C'est en effet notre ancien collègue et membre de notre commission, Ivan Renar, qui a été à l'origine de la création des EPCC. Notre commission avait déjà réalisé deux précédentes évaluations, la première en 2006, qui avait donné lieu à une modification de la loi initiale pour en corriger les imperfections, la seconde en 2012.
Les auditions que nous avons conduites ces derniers mois ont unanimement révélé la pertinence de l'outil. Les EPCC ont été créés, à l'origine, afin de renforcer la décentralisation culturelle : ils visent à garantir une certaine stabilité et pérennité dans la gestion en commun des services publics culturels locaux. Selon le code des collectivités territoriales, leur création doit non seulement présenter un intérêt pour chacun des partenaires qui en sont membres mais aussi contribuer à la réalisation des objectifs nationaux dans le domaine de la culture. C'est pourquoi les EPCC peuvent être créés, soit entre plusieurs collectivités territoriales, soit entre des collectivités territoriales et l'État.

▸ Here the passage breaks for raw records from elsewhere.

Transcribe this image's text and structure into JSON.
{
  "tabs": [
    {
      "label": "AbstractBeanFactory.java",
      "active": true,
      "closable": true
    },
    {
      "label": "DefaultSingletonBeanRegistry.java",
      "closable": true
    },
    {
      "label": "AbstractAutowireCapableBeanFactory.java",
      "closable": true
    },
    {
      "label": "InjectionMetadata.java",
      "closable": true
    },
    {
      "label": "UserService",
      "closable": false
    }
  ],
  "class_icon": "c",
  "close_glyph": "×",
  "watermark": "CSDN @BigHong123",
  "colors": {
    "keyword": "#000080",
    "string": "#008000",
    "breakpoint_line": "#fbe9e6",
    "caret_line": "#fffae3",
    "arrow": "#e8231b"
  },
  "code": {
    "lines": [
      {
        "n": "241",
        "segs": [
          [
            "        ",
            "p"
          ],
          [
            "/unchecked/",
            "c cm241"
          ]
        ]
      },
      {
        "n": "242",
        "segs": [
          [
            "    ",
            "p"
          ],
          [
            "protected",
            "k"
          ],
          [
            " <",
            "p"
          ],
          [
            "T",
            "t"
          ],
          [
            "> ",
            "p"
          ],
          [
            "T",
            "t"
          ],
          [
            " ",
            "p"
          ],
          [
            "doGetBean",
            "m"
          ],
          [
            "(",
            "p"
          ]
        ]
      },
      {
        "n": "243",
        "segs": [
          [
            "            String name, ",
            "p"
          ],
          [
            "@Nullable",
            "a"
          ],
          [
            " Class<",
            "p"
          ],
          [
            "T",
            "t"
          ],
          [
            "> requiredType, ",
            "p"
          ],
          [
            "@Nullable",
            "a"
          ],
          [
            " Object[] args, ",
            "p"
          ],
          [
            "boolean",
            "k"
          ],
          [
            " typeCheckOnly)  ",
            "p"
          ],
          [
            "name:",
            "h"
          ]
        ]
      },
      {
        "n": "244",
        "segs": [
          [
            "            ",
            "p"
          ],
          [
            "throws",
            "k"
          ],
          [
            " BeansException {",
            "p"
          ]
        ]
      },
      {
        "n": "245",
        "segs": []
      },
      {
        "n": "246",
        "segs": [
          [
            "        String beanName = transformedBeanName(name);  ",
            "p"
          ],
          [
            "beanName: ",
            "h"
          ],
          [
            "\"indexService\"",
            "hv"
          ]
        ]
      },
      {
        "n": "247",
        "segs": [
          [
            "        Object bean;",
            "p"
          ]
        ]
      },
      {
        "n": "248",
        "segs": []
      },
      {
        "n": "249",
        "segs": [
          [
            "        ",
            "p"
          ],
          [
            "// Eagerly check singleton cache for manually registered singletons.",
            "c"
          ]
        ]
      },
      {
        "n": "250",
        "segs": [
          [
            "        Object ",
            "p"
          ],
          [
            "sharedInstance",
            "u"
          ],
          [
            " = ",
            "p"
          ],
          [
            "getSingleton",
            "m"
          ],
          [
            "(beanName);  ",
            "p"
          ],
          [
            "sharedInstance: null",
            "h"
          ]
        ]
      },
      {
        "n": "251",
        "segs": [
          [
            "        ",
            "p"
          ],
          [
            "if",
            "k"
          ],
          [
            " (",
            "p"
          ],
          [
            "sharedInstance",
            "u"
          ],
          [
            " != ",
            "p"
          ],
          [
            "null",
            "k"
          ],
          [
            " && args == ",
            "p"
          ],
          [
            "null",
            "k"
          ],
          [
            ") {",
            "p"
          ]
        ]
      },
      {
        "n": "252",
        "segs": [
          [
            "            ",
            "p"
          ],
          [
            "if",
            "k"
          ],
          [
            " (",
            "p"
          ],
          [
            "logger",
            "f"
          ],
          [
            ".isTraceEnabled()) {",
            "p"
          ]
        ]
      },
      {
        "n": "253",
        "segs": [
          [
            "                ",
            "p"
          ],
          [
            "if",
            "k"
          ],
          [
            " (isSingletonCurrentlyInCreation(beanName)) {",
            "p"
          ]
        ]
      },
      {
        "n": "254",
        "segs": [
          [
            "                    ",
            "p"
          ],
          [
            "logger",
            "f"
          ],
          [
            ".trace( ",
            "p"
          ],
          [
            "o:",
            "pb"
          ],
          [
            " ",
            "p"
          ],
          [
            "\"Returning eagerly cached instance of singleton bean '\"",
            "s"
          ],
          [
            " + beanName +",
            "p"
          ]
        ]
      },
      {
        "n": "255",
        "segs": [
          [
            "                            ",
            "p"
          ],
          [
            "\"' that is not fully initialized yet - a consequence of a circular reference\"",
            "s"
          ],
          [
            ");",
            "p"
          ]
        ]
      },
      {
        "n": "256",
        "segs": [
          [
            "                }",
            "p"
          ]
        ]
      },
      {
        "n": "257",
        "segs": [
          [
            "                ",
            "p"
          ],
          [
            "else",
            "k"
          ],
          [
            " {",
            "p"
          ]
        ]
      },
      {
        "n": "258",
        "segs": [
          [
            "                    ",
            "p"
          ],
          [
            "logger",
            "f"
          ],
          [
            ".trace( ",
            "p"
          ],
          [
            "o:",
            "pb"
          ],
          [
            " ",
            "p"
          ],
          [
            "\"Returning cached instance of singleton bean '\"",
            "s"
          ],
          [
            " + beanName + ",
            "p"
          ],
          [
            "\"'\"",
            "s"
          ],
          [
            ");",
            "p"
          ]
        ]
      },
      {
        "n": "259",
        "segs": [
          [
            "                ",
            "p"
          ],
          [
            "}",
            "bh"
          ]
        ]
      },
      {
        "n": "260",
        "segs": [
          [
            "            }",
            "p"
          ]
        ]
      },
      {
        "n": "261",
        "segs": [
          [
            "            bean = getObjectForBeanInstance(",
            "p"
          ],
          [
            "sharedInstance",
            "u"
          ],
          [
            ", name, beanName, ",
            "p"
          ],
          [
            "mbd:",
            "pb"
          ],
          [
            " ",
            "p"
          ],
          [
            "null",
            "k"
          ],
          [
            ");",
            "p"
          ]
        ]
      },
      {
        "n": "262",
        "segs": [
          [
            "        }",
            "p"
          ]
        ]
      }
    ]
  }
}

L'autre intérêt des EPCC, c'est qu'ils peuvent couvrir des champs très divers (spectacle vivant, festivals, lieux patrimoniaux, centres de ressources, écoles d'art). Je citerai quelques exemples d'EPCC qui illustrent cette diversité : le Pont-du-Gard, l'Opéra de Rouen-Normandie, le musée de la préhistoire de Tautavel, le Louvre Lens, le centre Pompidou Metz...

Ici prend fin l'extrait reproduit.